Ciclista corrige ou ajusta bicicleta de estrada numa zona urbana com árvores e banco ao lado.

Pedalas, uma volta após outra, a sentir-te forte. E depois, ao fim de alguns quilómetros, surge aquele puxão no joelho. Primeiro à esquerda; depois, uma pressão surda à direita. Baixas uma mudança, atribuis a culpa ao treino, à idade, a “esta semana foi demais”. Mas a picada não passa. E não te incomoda apenas a articulação: rouba-te também o prazer de pedalar.

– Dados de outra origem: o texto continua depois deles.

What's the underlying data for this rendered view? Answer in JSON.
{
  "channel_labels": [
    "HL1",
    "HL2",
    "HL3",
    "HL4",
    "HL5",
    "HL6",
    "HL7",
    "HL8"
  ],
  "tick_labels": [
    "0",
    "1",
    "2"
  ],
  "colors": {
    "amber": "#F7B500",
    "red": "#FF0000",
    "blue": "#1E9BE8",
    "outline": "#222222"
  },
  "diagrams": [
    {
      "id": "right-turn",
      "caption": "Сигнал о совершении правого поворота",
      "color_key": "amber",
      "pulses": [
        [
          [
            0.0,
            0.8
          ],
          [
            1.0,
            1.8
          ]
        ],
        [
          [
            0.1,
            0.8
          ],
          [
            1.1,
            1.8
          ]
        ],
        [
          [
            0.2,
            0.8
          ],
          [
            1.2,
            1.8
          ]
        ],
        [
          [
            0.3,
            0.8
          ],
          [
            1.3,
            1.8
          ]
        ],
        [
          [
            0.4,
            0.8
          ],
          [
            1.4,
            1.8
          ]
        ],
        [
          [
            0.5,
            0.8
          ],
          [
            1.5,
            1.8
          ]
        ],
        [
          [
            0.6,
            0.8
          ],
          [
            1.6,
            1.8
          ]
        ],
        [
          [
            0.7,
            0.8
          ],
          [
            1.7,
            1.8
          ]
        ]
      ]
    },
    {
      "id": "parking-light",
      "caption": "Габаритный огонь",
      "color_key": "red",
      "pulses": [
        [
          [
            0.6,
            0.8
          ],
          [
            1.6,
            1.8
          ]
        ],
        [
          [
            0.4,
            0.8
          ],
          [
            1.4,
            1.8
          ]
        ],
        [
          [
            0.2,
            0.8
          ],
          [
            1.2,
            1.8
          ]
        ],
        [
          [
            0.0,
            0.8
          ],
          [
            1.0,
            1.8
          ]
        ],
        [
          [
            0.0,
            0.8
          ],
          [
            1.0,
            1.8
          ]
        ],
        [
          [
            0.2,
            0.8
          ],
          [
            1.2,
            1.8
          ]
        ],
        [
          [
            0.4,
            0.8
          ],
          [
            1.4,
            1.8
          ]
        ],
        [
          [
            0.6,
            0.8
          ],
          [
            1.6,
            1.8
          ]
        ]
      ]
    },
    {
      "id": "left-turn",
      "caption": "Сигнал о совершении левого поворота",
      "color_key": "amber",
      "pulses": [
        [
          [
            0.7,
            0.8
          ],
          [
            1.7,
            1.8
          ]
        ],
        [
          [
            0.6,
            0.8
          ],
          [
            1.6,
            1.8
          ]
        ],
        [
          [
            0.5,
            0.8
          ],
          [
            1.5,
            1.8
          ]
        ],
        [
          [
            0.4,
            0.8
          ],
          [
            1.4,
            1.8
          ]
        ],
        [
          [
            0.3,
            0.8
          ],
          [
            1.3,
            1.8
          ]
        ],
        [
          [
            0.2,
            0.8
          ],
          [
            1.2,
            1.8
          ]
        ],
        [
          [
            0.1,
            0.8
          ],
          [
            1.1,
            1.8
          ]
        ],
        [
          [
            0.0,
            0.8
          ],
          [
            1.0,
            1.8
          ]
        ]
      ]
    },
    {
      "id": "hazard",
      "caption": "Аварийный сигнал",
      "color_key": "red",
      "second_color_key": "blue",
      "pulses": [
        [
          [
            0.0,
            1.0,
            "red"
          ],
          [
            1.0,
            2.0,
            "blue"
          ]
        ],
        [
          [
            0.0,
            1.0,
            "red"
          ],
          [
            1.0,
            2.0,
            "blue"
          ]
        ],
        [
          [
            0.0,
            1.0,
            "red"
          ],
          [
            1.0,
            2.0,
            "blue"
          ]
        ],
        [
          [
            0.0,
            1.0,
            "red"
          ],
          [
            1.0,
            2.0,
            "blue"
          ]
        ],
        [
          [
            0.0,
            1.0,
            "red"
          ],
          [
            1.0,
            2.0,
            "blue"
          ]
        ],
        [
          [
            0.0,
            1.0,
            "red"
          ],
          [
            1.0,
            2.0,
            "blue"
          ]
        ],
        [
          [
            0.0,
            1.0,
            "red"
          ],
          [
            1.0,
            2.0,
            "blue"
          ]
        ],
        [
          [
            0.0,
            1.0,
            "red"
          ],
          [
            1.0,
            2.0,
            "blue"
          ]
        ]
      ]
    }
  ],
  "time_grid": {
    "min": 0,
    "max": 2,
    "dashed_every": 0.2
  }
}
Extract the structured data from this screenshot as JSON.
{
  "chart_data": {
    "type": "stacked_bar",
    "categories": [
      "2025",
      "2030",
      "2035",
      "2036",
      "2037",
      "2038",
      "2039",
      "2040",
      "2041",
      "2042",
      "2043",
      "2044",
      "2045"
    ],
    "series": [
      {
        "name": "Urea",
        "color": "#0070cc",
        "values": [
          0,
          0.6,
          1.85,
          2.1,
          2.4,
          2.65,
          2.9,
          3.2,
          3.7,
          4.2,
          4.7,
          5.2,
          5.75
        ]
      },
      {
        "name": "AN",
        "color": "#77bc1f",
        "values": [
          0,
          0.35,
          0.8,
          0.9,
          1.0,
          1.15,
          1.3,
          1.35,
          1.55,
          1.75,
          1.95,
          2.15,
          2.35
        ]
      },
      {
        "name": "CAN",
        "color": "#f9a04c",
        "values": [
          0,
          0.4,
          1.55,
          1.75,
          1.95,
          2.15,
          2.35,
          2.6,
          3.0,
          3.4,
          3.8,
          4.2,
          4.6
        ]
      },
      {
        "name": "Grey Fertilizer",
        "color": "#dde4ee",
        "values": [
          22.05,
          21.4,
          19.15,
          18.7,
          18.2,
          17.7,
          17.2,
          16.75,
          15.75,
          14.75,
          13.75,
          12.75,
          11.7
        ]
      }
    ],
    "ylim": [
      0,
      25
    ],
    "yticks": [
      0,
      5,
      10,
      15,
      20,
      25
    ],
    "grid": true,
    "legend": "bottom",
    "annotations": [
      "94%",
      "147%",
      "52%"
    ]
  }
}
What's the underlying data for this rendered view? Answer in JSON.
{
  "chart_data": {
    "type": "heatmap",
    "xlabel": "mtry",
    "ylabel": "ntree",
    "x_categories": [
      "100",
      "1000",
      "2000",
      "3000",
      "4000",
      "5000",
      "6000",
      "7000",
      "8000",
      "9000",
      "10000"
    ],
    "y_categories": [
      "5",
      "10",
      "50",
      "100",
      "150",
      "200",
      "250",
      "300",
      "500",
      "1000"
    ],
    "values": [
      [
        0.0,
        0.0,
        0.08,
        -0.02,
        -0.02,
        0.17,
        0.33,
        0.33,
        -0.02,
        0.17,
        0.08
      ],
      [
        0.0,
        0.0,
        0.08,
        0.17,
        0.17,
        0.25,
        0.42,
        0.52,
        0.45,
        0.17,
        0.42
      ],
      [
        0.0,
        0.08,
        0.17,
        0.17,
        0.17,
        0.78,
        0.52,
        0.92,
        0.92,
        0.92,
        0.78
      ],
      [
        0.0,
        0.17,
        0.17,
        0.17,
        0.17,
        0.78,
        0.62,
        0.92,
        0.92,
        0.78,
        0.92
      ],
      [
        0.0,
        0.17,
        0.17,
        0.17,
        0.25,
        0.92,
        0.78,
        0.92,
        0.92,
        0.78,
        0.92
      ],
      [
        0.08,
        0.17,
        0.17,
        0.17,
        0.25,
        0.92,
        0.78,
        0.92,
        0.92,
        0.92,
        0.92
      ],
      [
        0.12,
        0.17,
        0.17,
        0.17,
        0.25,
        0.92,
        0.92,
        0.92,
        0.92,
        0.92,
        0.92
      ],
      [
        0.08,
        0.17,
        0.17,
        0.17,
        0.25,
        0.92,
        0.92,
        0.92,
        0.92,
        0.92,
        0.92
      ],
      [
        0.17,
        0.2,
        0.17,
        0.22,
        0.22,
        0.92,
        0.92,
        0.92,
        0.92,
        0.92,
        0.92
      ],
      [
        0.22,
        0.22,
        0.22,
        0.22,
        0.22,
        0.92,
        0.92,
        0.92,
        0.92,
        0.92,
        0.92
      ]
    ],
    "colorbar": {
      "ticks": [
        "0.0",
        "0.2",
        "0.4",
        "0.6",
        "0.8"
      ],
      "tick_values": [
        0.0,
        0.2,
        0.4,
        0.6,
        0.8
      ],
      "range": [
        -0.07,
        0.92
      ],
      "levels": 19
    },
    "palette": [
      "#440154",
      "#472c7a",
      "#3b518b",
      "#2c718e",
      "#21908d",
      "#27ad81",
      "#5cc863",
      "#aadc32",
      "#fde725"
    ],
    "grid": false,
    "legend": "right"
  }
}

Mais tarde, a tomar café com outras ciclistas e outros ciclistas, aparecem as explicações do costume: sobrecarga, sapatos errados, falta de alongamentos. Toda a gente acena com ar entendido. Ainda assim, quase ninguém diz a palavra que, muitas vezes, faz a diferença: inclinação do selim. Aquele ajuste mínimo para a frente ou para trás que passa despercebido - tão discreto como uma anilha esquecida. É precisamente nesse ângulo quase invisível que, para muita gente, está escondida a verdadeira origem das dores no joelho. E, muitas vezes, a solução.

Porque o teu joelho não é o verdadeiro problema

Quem anda de bicicleta confia no corpo de uma forma silenciosa: aplicas força no pedal, o joelho acompanha, e a musculatura faz o resto. Quando a dor aparece do nada, a sensação é de pequena traição. É comum reagir por instinto com joelheiras, gel frio ou rotinas de alongamento mais agressivas. O olhar fica preso no joelho, como se fosse o culpado principal. Só que, na prática, o joelho costuma ser mais mensageiro do que autor do problema.

Um treinador desportivo disse-me uma vez: “Quando alguém me procura por dores no joelho, a última coisa que eu olho é o joelho.” Parece contraintuitivo, mas é aí que está o ponto. As forças que atravessam o joelho já foram “moldadas” antes - na anca, na bacia e, sobretudo, na forma como estás sentado. Se o selim estiver apenas um pouco demasiado inclinado para a frente, a bacia escorrega a cada pedalada, a musculatura tenta compensar, e os tendões deixam de trabalhar no seu trajecto natural. O que sentes no joelho é o fim de uma cadeia longa, não o início.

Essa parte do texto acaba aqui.